Can Routine Health Records Be Used to Track Zoonotic Diseases? Our New Study Explores the Potential

Our latest research, published in Science Direct: One Health is a feasibility study explores whether routinely collected health data from general practice can be used to monitor and understand the spread of zoonotic diseases in the UK population.
The short answer? It’s promising, but not without limitations.
What We Set Out to Explore
Zoonotic diseases — infections that pass between animals and humans — are a growing public health concern. Effective monitoring is key to identifying outbreaks early and understanding long-term patterns. But current surveillance systems rely on formal reporting, which can miss cases or vary in coverage over time.
Our study, conducted in collaboration with the University of Surrey and funded by Zoetis, investigated whether the Clinical Practice Research Datalink (CPRD) — a large, anonymised dataset of UK general practice records — could be a useful resource for tracking zoonotic infections in humans.
We focused on ten notifiable zoonotic diseases, including Lyme disease, psittacosis, leptospirosis, pasteurellosis, and toxoplasmosis, across a ten-year period (2009 to 2019). We then compared this data with figures from Public Health England (PHE), now part of the UK Health Security Agency.
What We Found
Across the decade, CPRD captured 10,441 new cases of the selected zoonoses, compared with 32,167 cases reported by PHE. While absolute case counts were lower in CPRD, the temporal trends largely aligned. The correlation between CPRD and PHE data was statistically significant, with an R² of 0.571.
For some diseases, like Lyme disease, CPRD data tracked closely with national surveillance. But for others, including pasteurellosis, CPRD significantly underreported cases — likely because diagnoses were made outside of general practice settings or inconsistently coded in health records.
These findings suggest that CPRD can provide valuable insight into the incidence of zoonotic diseases, especially when triangulated with other data sources. But the study also highlights important gaps — in both clinical recording practices and data linkage between human and animal health systems.
Why This Matters
This work sits at the intersection of human health, animal health, and data science — an area often referred to as the One Health approach. As climate change, land use, and antimicrobial resistance continue to shift the landscape of zoonotic risk, real-world data offers a scalable, cost-effective tool for early detection and policy planning.

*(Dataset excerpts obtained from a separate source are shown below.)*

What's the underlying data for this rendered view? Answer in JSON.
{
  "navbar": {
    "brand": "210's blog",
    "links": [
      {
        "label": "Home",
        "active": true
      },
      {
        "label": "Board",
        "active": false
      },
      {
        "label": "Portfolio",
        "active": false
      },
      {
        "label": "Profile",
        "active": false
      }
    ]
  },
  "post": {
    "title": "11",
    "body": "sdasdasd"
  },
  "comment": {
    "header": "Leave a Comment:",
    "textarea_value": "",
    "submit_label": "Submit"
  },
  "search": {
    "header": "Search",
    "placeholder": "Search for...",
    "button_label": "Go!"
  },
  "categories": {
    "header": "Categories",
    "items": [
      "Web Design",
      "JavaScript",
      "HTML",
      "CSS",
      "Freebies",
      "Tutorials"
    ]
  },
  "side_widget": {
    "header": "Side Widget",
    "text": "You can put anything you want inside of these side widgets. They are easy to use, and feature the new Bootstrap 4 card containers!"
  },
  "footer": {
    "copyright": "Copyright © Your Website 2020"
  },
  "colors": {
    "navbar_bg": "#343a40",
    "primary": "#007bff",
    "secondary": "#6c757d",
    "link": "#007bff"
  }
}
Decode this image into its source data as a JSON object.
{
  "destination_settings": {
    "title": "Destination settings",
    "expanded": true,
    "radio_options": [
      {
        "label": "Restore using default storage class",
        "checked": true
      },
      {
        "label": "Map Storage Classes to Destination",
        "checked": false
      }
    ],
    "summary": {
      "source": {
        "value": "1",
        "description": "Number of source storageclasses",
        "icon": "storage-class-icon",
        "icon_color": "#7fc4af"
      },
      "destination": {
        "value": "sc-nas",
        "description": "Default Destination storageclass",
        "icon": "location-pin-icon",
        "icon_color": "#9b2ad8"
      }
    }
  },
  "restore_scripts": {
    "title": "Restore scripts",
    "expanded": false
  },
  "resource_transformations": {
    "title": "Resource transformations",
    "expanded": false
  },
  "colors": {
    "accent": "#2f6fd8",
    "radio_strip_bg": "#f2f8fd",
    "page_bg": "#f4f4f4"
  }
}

For Zoetis and other animal health stakeholders, this research underscores the need for better integration between companion animal and livestock health records and human health surveillance. Doing so could enhance our collective ability to respond to emerging threats and understand cross-species transmission in real-world settings.
Our Role and What’s Next
At Surrey DataHub, we’re committed to exploring how data (whether from GPs, vets, or owners) can help us understand patterns of health and disease that traditional studies miss. This work adds to our growing body of research on real-world health data, following recent publications on companion animal medication adherence and social media-based insights.
This study demonstrates that existing GP records, when combined with public health data and improved coding practices, have strong potential to support the national monitoring of zoonotic disease.
But we believe the next step is clear. Connecting animal and human health records is not just a technical challenge, it’s a public health priority.